Orthologues of RBM45 were first identified in phylum Chordata, subphylum Craniata (human, mouse, rat, frog, Zebrafish), phylum Echinodermata (sea urchin), and phylum Arthropoda (mosquito, fruit fly) 58. The ancient origins of RBM45 were revealed when orthologues were identified in the “basal” taxa phylum Porifera, Placozoa, and Cnidaria; interestingly, no Rbm45 orthologue has yet been identified in phylum Ctenophora 26. Further analysis by Vuchkovska et al.2 of 36 taxa across 9 phyla (Porifera, Cnidaria, Priapulida, Mollusca, Brachiopoda, Arthropoda, Echinodermata, Hemichordata, and Chordata) revealed conservation of Rbm45 over 650 million years of evolutionary history. Rbm45 protein molecular phylogeny recapitulated most known monophylies in clade Metazoa indicating strong conservation of structure over time. In fact, the protein domains of Rbm45 are linearly conserved from sponges to humans in the order: RRM1, RRM2, HOA, RRM3, and NLS. The Rbm45 double leucine clique NES is conserved only within clade Tetrapoda of clade Craniata. Non-tetrapod craniates have a predicted NES of a hydrophobic rich (60%) 15 amino acid sequence. In contrast, Rbm45 from invertebrate species (clades Ambulacraria and Protostomia) lack a canonical NES, suggesting the NES is a novel trait in the craniate lineage; it is not known if nuclear/cytoplasmic shuttling of Rbm45 occurs in the cells of these species. Rbm45 gene architecture analysis revealed increasing gene complexity in tandem with increasing organismal evolutionary complexity where non-bilaterians have 2 to 4 large exons with short introns, and bilaterians having 6 to 17 short exons with long introns. It is tempting to speculate that this prominent level of conservation of Rbm45 among crown clades suggests a fundamental role in animal physiology in such processes as tissue development/organogenesis (e.g., neurogenesis), cellular homeostasis (e.g., oxidative damage response, DDR), and in chordates as a tumor suppressor.

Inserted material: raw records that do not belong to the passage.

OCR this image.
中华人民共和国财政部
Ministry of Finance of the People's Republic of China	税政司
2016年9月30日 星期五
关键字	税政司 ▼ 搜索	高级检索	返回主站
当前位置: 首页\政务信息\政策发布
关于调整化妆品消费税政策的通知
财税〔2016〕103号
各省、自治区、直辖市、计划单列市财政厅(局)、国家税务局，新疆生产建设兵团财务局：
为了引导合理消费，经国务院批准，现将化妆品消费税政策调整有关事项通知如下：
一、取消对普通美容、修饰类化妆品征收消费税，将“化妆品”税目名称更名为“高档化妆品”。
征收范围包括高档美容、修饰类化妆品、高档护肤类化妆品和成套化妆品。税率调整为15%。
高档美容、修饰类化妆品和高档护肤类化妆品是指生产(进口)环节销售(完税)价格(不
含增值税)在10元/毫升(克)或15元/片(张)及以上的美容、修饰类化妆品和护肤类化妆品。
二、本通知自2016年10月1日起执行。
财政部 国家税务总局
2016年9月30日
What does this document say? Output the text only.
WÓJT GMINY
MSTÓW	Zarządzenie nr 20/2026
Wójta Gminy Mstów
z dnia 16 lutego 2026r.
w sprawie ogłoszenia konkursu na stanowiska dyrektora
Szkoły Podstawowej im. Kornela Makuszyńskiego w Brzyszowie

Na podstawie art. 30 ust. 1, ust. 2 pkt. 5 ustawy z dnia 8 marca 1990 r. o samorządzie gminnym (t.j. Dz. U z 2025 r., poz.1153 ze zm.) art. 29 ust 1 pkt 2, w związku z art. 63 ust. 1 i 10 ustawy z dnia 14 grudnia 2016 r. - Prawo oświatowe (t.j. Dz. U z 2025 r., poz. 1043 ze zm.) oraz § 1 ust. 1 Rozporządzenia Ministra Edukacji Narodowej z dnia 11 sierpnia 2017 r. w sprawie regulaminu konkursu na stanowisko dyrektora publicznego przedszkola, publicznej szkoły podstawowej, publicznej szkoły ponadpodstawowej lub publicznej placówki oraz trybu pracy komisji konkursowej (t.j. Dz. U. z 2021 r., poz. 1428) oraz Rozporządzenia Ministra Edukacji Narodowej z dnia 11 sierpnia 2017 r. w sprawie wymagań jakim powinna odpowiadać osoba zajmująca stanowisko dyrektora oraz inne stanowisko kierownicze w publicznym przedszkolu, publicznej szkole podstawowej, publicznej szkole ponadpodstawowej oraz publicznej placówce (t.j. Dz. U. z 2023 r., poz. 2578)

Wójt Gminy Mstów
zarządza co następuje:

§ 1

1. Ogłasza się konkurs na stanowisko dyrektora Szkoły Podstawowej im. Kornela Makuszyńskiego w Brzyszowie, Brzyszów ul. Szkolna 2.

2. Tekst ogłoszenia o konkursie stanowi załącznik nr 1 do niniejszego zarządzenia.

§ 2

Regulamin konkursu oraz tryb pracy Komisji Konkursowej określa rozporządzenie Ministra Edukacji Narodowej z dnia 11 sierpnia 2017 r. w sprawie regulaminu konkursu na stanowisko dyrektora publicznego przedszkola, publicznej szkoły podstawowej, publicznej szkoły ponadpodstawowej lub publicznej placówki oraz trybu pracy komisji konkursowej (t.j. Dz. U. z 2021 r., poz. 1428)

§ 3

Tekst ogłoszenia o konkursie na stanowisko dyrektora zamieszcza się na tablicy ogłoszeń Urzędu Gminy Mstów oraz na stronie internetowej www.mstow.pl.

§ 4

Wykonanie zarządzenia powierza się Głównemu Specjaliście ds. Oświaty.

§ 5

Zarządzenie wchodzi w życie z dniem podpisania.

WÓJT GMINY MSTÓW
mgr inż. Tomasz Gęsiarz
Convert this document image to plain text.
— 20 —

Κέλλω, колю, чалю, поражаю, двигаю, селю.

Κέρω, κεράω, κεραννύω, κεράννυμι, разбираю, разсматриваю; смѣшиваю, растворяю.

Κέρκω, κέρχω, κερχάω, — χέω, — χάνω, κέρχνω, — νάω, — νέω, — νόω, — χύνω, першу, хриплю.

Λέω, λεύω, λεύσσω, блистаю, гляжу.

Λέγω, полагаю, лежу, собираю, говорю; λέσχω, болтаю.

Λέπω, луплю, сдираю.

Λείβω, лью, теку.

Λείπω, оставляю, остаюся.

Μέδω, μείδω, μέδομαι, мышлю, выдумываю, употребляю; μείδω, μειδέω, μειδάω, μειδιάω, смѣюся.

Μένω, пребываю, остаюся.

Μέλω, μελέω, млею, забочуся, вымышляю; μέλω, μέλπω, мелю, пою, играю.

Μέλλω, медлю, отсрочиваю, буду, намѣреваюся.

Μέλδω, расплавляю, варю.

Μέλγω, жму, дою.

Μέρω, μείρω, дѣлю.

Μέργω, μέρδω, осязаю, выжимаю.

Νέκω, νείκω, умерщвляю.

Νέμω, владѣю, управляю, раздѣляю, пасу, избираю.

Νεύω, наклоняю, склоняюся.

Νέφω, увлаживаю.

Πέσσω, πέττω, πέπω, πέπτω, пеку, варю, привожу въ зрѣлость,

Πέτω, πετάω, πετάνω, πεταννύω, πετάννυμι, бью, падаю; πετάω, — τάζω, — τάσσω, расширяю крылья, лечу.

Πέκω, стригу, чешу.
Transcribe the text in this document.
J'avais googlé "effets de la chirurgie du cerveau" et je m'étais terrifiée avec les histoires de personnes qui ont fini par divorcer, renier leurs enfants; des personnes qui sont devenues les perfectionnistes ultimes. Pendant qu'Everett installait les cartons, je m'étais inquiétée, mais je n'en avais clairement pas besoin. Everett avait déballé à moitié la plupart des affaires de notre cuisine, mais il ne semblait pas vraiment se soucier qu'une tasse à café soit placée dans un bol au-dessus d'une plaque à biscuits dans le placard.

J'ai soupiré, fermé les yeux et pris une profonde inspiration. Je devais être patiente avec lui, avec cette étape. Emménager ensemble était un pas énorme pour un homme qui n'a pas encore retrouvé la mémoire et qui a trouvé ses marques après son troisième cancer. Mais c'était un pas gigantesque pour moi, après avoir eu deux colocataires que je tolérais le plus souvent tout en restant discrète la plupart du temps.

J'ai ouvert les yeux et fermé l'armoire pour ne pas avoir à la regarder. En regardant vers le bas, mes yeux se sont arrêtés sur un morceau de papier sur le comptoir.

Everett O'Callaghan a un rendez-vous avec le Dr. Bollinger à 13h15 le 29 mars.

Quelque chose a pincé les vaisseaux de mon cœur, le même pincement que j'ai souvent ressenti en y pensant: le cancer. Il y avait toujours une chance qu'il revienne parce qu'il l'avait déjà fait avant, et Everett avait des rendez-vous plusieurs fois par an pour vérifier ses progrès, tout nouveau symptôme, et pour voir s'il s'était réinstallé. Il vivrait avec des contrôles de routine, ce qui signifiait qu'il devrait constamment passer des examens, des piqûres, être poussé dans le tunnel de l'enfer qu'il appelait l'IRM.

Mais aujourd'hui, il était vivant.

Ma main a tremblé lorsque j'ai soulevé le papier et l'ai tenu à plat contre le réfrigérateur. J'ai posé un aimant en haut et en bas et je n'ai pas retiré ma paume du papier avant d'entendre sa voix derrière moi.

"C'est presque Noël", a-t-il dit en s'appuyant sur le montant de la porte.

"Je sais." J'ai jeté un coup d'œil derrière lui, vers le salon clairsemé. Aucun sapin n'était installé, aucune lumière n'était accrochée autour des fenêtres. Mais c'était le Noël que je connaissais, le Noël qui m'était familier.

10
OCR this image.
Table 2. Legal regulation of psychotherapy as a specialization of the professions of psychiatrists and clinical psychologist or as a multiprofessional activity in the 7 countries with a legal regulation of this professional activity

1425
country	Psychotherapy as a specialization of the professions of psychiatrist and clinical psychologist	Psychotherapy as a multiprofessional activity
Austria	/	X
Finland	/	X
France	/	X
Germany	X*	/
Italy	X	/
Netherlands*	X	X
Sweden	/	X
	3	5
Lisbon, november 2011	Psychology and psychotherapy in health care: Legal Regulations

RBM45 is a cosmopolitan protein with demonstrated activities in pre-mRNA splicing, mRNA stability, A-to-I RNA editing, double-strand break repair, and protein: protein interactions, whose dysregulation is associated with neuropathogenesis (ALS, FTLD, AD), PCOS, NAFLD, and cancer (lung, liver, and breast). However, fundamental areas of research remain. The determination of cis-acting elements and structural motifs within RNA targets as well as protein: protein interactions with adjuvant proteins are key areas of future research to understand the basic function of RBM45 in the metabolic processes described in this review. Furthermore, how these molecules act in tertiary and quaternary interactions and the stoichiometry of RBM45/RNA, RBM45/protein, and RBM45/RNA/protein interactions as well as their effects on subcellular localization and abundance need to be investigated. Not least of which, there is currently little understanding on how RBM45 itself is regulated at the transcriptional and post-transcriptional levels: What transcription factors regulate RBM45 expression? How is regulation of RBM45 controlled developmentally? What are the factors that modulate RBM45 mRNA and protein half-life? The field of RBM45 research would be enhanced by the creation of conditional Rbm45 deletor mice, RBM45 transgenic lines, and Rbm45 knock-out animals. However, many important reagents already exist to tease out the answers to these questions and offer a productive landscape for future research.